Sebenarnya saya paling benci pada orang yang membenci orang lain hanya karena alasan mereka berbeda. Misalnya: Orang membenci orang nasrani, hanya karena mereka berbeda agama. Orang muslim kolot yang membenci muslim liberal.

Dan tanpa saya sadari saya telah berada dalam dalam posisi itu, membenci orang karena mereka tidak menghargai orang lain (dan lebih sombongnya lagi saya merasa saya telah menghargai orang lain). Lalu apa bedanya saya dengan mereka? Toh saya belum bisa menghargai mereka yang bertoleransi rendah.

Saya juga paling benci sama mereka yang omong kosong doang. Sumpah, ini saya merasa benar-benar menjadi orang paling sombong sedunia. Tapi sungguh saya paling benci pada mereka yang bilang “itu produk kapitalis, kasian orang-orang miskin dan terpinggirkan, mereka akan semakin miskin”. Mentertawakan mereka yang suka main ke mall dan have fun di sana. Tapi beberapa hari kemudian mereka belanja di carefour, belanja di indomaret, dan maret-maret yang lain, beratus-ratus ribu rupiah. Hey! Mana antikapitalismu?

Apa salahnya main ke mall dan have fun di sana. Nggak dosa kok, toh nggak tiap hari juga kita ke sana. Dan saya sih lebih memilih untuk tutup mulut, tapi belanja di tetangga, di warung-warung kecil di sekitar kita, dari pada belanja ke alfamart hanya demi mengejar gengsi doang. Menurutku itu salah satu bentuk perlawanan terhadap kapitalis yang lebih efektif.

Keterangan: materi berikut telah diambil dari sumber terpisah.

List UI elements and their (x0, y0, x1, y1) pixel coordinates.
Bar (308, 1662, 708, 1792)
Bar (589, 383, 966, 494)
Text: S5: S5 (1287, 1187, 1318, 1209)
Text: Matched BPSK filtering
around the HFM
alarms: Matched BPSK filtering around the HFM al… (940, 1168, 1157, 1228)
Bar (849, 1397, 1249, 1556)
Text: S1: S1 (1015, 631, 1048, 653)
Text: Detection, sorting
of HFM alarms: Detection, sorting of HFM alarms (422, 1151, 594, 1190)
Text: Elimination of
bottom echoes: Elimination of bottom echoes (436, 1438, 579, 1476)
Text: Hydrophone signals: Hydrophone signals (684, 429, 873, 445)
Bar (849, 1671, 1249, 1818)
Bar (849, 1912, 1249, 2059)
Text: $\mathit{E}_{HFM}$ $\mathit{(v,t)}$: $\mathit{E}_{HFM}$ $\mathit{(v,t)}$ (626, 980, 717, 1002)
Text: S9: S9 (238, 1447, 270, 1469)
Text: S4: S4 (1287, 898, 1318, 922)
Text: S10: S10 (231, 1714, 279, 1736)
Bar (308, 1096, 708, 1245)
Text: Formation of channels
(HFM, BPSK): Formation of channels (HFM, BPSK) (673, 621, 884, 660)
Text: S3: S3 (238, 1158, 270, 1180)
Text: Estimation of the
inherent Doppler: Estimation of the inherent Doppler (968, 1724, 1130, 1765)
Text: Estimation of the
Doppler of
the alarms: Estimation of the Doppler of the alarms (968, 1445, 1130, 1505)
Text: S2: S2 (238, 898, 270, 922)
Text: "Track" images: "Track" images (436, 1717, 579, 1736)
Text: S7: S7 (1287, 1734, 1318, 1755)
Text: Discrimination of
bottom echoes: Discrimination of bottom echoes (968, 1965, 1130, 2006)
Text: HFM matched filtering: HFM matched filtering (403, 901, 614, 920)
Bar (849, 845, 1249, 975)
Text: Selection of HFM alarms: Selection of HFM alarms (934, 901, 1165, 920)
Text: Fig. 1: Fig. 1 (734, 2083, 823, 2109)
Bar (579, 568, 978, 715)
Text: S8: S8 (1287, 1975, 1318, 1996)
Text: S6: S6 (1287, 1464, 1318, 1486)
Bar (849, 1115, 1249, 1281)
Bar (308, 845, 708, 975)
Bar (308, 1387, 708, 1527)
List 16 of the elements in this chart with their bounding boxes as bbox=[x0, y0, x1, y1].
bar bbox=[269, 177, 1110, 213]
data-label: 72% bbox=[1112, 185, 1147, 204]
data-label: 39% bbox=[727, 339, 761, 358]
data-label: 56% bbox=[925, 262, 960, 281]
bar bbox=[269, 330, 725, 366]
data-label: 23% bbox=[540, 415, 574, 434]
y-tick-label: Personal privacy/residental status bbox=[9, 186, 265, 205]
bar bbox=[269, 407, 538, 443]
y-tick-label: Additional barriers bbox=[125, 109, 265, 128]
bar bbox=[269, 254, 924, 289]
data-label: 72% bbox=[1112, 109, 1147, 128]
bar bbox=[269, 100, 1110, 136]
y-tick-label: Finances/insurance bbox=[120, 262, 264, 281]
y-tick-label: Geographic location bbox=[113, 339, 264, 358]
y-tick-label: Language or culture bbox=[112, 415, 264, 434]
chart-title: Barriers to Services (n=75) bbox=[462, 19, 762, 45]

Aku juga paling benci pada orang yang sok feminis, but they don’t know about feminism at all. Mereka koar-koar but they know nothing. Kadang saya pengen bilang pada mereka “hey, baca buku ini dulu, sebelum ngomong kayak gitu”. Sombong banget nggak sih saya? Pengetahuan belum seberapa tapi gayanya sudah selangit. Pada intinya saya membenci orang yang ngomongnya lebih besar dari pengetahuan atau aksi mereka.

But, hey! Sapa saya men-judge mereka? Toh, saya bukan sapa-sapa. Saya hanyalah salah satu contoh manusia yang saya benci. Membenci atau menilai orang lain hanya karena mereka berbeda dari saya.